Department of Physiology, School of Medicine, Tokyo Women's Medical University, Tokyo, Japan.
PLoS One. 2013 Apr 12;8(4):e61010. doi: 10.1371/journal.pone.0061010. Print 2013.
We examined the effects of gamma knife (GK) irradiation on injured nerves using a rat partial sciatic nerve ligation (PSL) model. GK irradiation was performed at one week after ligation and nerve preparations were made three weeks after ligation. GK irradiation is known to induce immune responses such as glial cell activation in the central nervous system. Thus, we determined the effects of GK irradiation on macrophages using immunoblot and histochemical analyses. Expression of Iba-1 protein, a macrophage marker, was further increased in GK-treated injured nerves as compared with non-irradiated injured nerves. Immunohistochemical study of Iba-1 in GK-irradiated injured sciatic nerves demonstrated Iba-1 positive macrophage accumulation to be enhanced in areas distal to the ligation point. In the same area, myelin debris was also more efficiently removed by GK-irradiation. Myelin debris clearance by macrophages is thought to contribute to a permissive environment for axon growth. In the immunoblot study, GK irradiation significantly increased expressions of βIII-tubulin protein and myelin protein zero, which are markers of axon regeneration and re-myelination, respectively. Toluidine blue staining revealed the re-myelinated fiber diameter to be larger at proximal sites and that the re-myelinated fiber number was increased at distal sites in GK-irradiated injured nerves as compared with non-irradiated injured nerves. These results suggest that GK irradiation of injured nerves facilitates regeneration and re-myelination. In a behavior study, early alleviation of allodynia was observed with GK irradiation in PSL rats. When GK-induced alleviation of allodynia was initially detected, the expression of glial cell line-derived neurotrophic factor (GDNF), a potent analgesic factor, was significantly increased by GK irradiation. These results suggested that GK irradiation alleviates allodynia via increased GDNF. This study provides novel evidence that GK irradiation of injured peripheral nerves may have beneficial effects.
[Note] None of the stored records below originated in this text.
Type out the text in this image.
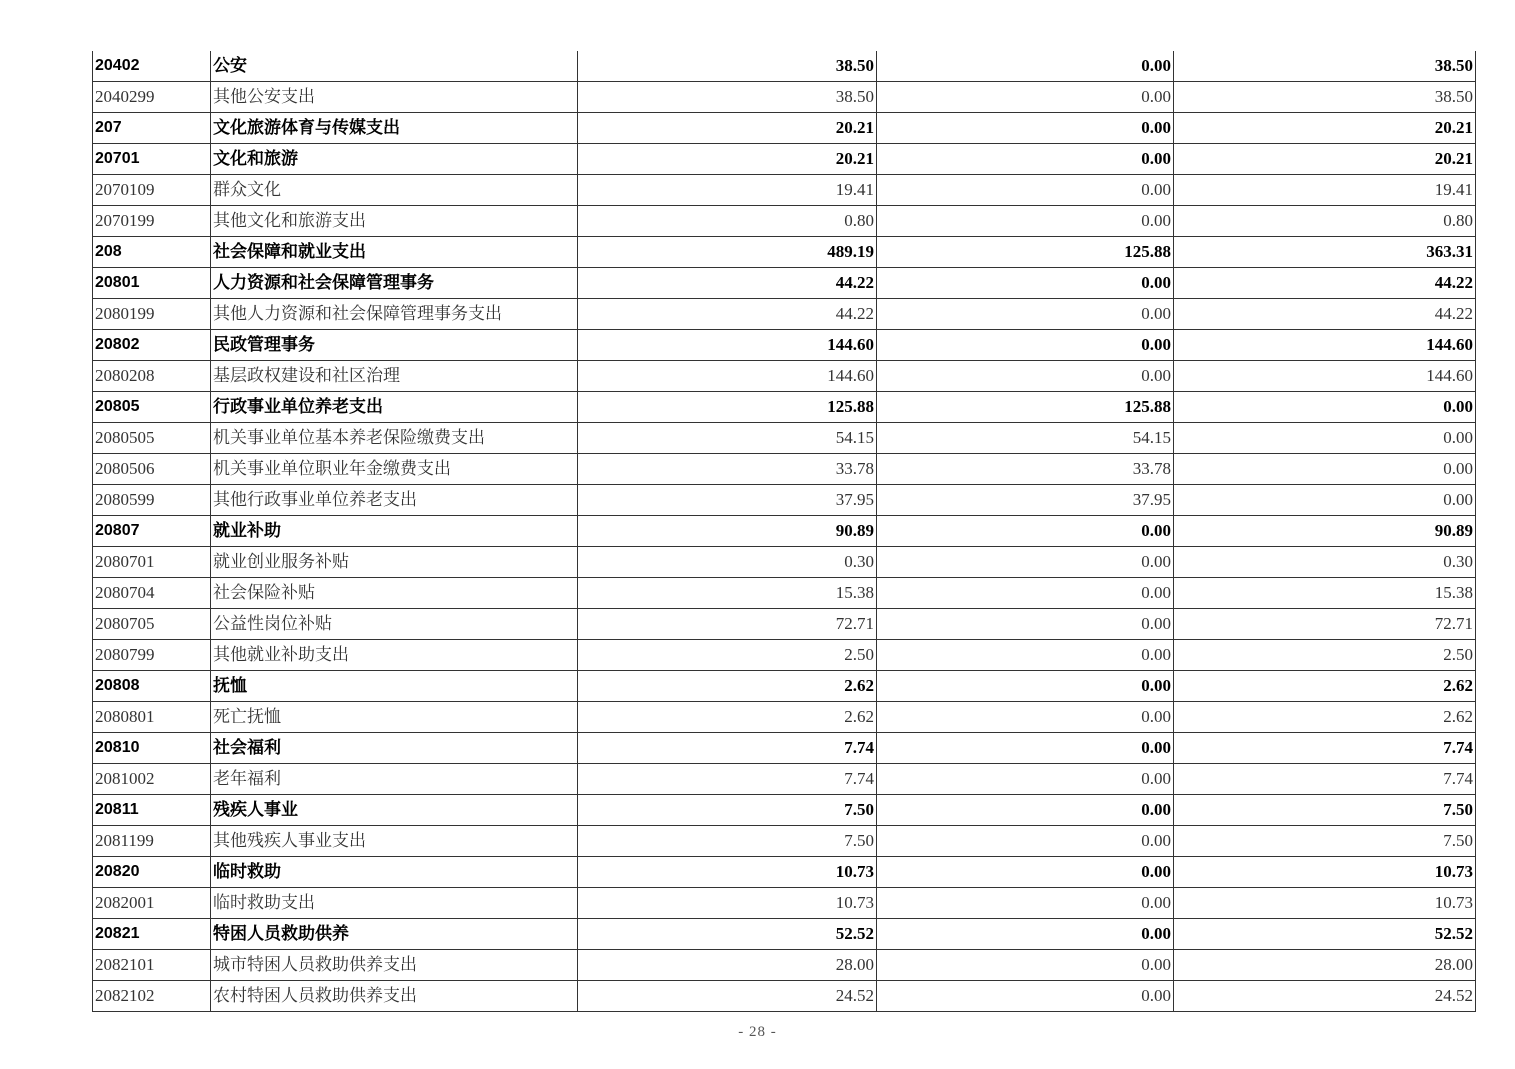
20402	公安	38.50	0.00	38.50
2040299	其他公安支出	38.50	0.00	38.50
207	文化旅游体育与传媒支出	20.21	0.00	20.21
20701	文化和旅游	20.21	0.00	20.21
2070109	群众文化	19.41	0.00	19.41
2070199	其他文化和旅游支出	0.80	0.00	0.80
208	社会保障和就业支出	489.19	125.88	363.31
20801	人力资源和社会保障管理事务	44.22	0.00	44.22
2080199	其他人力资源和社会保障管理事务支出	44.22	0.00	44.22
20802	民政管理事务	144.60	0.00	144.60
2080208	基层政权建设和社区治理	144.60	0.00	144.60
20805	行政事业单位养老支出	125.88	125.88	0.00
2080505	机关事业单位基本养老保险缴费支出	54.15	54.15	0.00
2080506	机关事业单位职业年金缴费支出	33.78	33.78	0.00
2080599	其他行政事业单位养老支出	37.95	37.95	0.00
20807	就业补助	90.89	0.00	90.89
2080701	就业创业服务补贴	0.30	0.00	0.30
2080704	社会保险补贴	15.38	0.00	15.38
2080705	公益性岗位补贴	72.71	0.00	72.71
2080799	其他就业补助支出	2.50	0.00	2.50
20808	抚恤	2.62	0.00	2.62
2080801	死亡抚恤	2.62	0.00	2.62
20810	社会福利	7.74	0.00	7.74
2081002	老年福利	7.74	0.00	7.74
20811	残疾人事业	7.50	0.00	7.50
2081199	其他残疾人事业支出	7.50	0.00	7.50
20820	临时救助	10.73	0.00	10.73
2082001	临时救助支出	10.73	0.00	10.73
20821	特困人员救助供养	52.52	0.00	52.52
2082101	城市特困人员救助供养支出	28.00	0.00	28.00
2082102	农村特困人员救助供养支出	24.52	0.00	24.52
- 28 -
我们使用大鼠部分坐骨神经结扎(PSL)模型研究了伽玛刀(GK)照射对受损神经的影响。在结扎后一周进行 GK 照射,并在结扎后三周进行神经准备。已知 GK 照射会在中枢神经系统中引起免疫反应,如胶质细胞激活。因此,我们使用免疫印迹和组织化学分析来确定 GK 照射对巨噬细胞的影响。与未照射的损伤神经相比,GK 处理的损伤神经中 Iba-1 蛋白(巨噬细胞标志物)的表达进一步增加。在 GK 照射的损伤坐骨神经中的 Iba-1 免疫组织化学研究表明,在结扎点远端区域,Iba-1 阳性巨噬细胞的积累得到增强。在同一区域,通过 GK 照射也更有效地清除髓鞘碎片。巨噬细胞清除髓鞘碎片被认为有助于轴突生长的许可环境。在免疫印迹研究中,GK 照射显著增加了 βIII-微管蛋白和髓鞘蛋白零的表达,它们分别是轴突再生和再髓鞘的标志物。甲苯胺蓝染色显示,在 GK 照射的损伤神经中,近端部位的再生纤维直径较大,而在远端部位的再生纤维数量增加。与未照射的损伤神经相比。这些结果表明,GK 照射损伤的神经促进了再生和再髓鞘。在行为研究中,在 PSL 大鼠中观察到 GK 照射可早期缓解痛觉过敏。当最初检测到 GK 诱导的痛觉过敏缓解时,通过 GK 照射,神经营养因子(GDNF)的表达显著增加,GDNF 是一种有效的镇痛因子。这些结果表明,GK 照射通过增加 GDNF 缓解痛觉过敏。这项研究提供了新的证据,表明 GK 照射损伤的周围神经可能具有有益的效果。